Metal tore. Gridding split and warped, allowing twisted bolts to go through. Sweat streamed off his battered skin. Heat poured through the constricting cotton shirt enveloped him. Somehow he found a little more endurance through the ripping muscle fibres and stars exploding in front of him, stealing his vision.
He smelled copper and tasted salt and iron, even as something burst deep in his sinuses and seeped.
But his hands hung heavily over his knees. They were free, as were his feet. Now simply his head, but that unequivocal vise must be shattered.
“Four.”
The dark wave threatened to bash down upon him, wiping out the intemperate thoughts. His body vibrated in pure exhaustion, weakened badly as the last dregs of adrenaline burnt out. He pulled on his left wrist, the one more expendable than his firing arm. Somehow the balance wouldn’t be too bad, as he clamped the metal cuffs between his thighs and pulled up. Sweet pain was his ally, his brother.
It was coming. Time out through the glass, only a matter of moments now. He pulled harder, spending all his breath from hoarse lungs to shout at the top of his lungs.
“Brother. Brother. Brother. Brother.”
“Sublime.”
Diane shoved the microphone away and slumped over the desk atop her notes, breathing heavily. Hill was on the phone, pressed to the wall. The chairman mopped his head with the handkerchief.
“You’re certain that is the command phrase?”
“Absolutely,” the psychologist said in a whisper.
“Was it in order? You might have skipped anything?” Hill was shouting at her, repeating questions into the receiver, giving instructions.

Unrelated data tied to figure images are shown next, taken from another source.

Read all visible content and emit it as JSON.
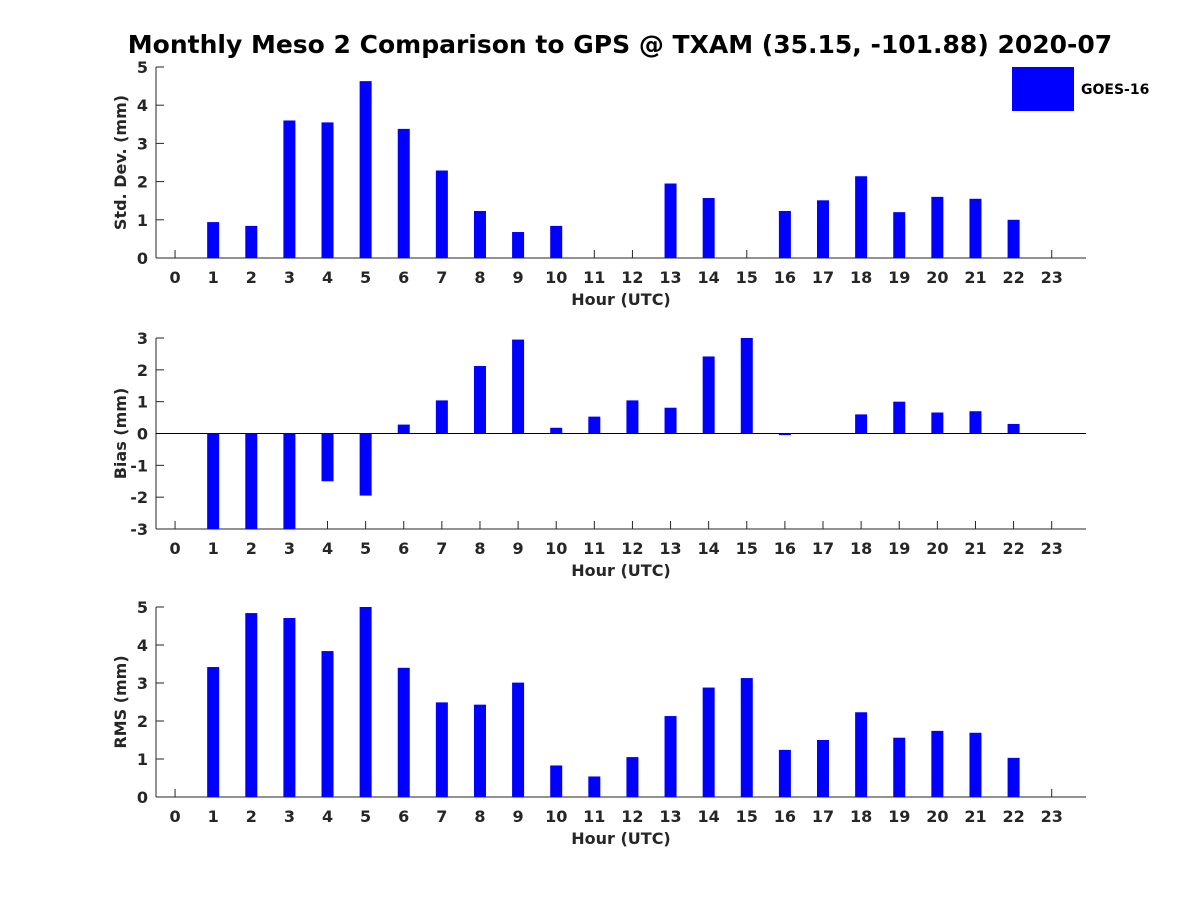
{
  "title": "Monthly Meso 2 Comparison to GPS @ TXAM (35.15, -101.88) 2020-07",
  "legend": {
    "label": "GOES-16",
    "color": "#0000ff",
    "placement": "top-right"
  },
  "chart_data": [
    {
      "type": "bar",
      "name": "std-dev",
      "xlabel": "Hour (UTC)",
      "ylabel": "Std. Dev. (mm)",
      "ylim": [
        0,
        5
      ],
      "yticks": [
        0,
        1,
        2,
        3,
        4,
        5
      ],
      "categories": [
        "0",
        "1",
        "2",
        "3",
        "4",
        "5",
        "6",
        "7",
        "8",
        "9",
        "10",
        "11",
        "12",
        "13",
        "14",
        "15",
        "16",
        "17",
        "18",
        "19",
        "20",
        "21",
        "22",
        "23"
      ],
      "series": [
        {
          "name": "GOES-16",
          "values": [
            0,
            0.94,
            0.84,
            3.6,
            3.55,
            4.63,
            3.38,
            2.29,
            1.23,
            0.68,
            0.84,
            0,
            0,
            1.95,
            1.57,
            0,
            1.23,
            1.51,
            2.14,
            1.2,
            1.6,
            1.55,
            1.0,
            0
          ]
        }
      ]
    },
    {
      "type": "bar",
      "name": "bias",
      "xlabel": "Hour (UTC)",
      "ylabel": "Bias (mm)",
      "ylim": [
        -3,
        3
      ],
      "yticks": [
        -3,
        -2,
        -1,
        0,
        1,
        2,
        3
      ],
      "categories": [
        "0",
        "1",
        "2",
        "3",
        "4",
        "5",
        "6",
        "7",
        "8",
        "9",
        "10",
        "11",
        "12",
        "13",
        "14",
        "15",
        "16",
        "17",
        "18",
        "19",
        "20",
        "21",
        "22",
        "23"
      ],
      "series": [
        {
          "name": "GOES-16",
          "values": [
            0,
            -3.0,
            -3.0,
            -3.0,
            -1.5,
            -1.95,
            0.28,
            1.04,
            2.12,
            2.95,
            0.18,
            0.53,
            1.04,
            0.81,
            2.42,
            3.0,
            -0.05,
            0,
            0.6,
            1.0,
            0.66,
            0.7,
            0.3,
            0
          ]
        }
      ]
    },
    {
      "type": "bar",
      "name": "rms",
      "xlabel": "Hour (UTC)",
      "ylabel": "RMS (mm)",
      "ylim": [
        0,
        5
      ],
      "yticks": [
        0,
        1,
        2,
        3,
        4,
        5
      ],
      "categories": [
        "0",
        "1",
        "2",
        "3",
        "4",
        "5",
        "6",
        "7",
        "8",
        "9",
        "10",
        "11",
        "12",
        "13",
        "14",
        "15",
        "16",
        "17",
        "18",
        "19",
        "20",
        "21",
        "22",
        "23"
      ],
      "series": [
        {
          "name": "GOES-16",
          "values": [
            0,
            3.42,
            4.84,
            4.71,
            3.84,
            5.0,
            3.4,
            2.49,
            2.43,
            3.01,
            0.83,
            0.54,
            1.05,
            2.13,
            2.88,
            3.13,
            1.24,
            1.5,
            2.23,
            1.56,
            1.74,
            1.69,
            1.03,
            0
          ]
        }
      ]
    }
  ]
}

“Of course I’m sure! I do not enter rooms with men who can snap my neck in under two seconds from sitting still without knowing the command phrase to put them unconscious or make them docile!” Diane was unaccustomed to hearing anyone shout, much less herself.
Hill frowned. “I told you he was a time bomb.”
The chairman shook his head. “When were the patients last tested with the phrases?”
“That phrase worked in Québec, it worked here. What are you suggesting? I did what you told me to do.”
Hill covered the receiver with her hand. “He’s not going down, Ricoult.”
“What?”
The chairman froze in place while Hill’s hand went to her sidearm.
Diane cried out, “No! You can’t be certain. I may have said it wrong. That has to work, we know it does.”
“But he’s still conscious and he’s moving.” Hill thrust the phone at the chairman, and started out the door, shouting for people, shouting for cover.
The doctor went to her knees. How could he have broken the programming? It wasn’t possible. It simply wasn’t.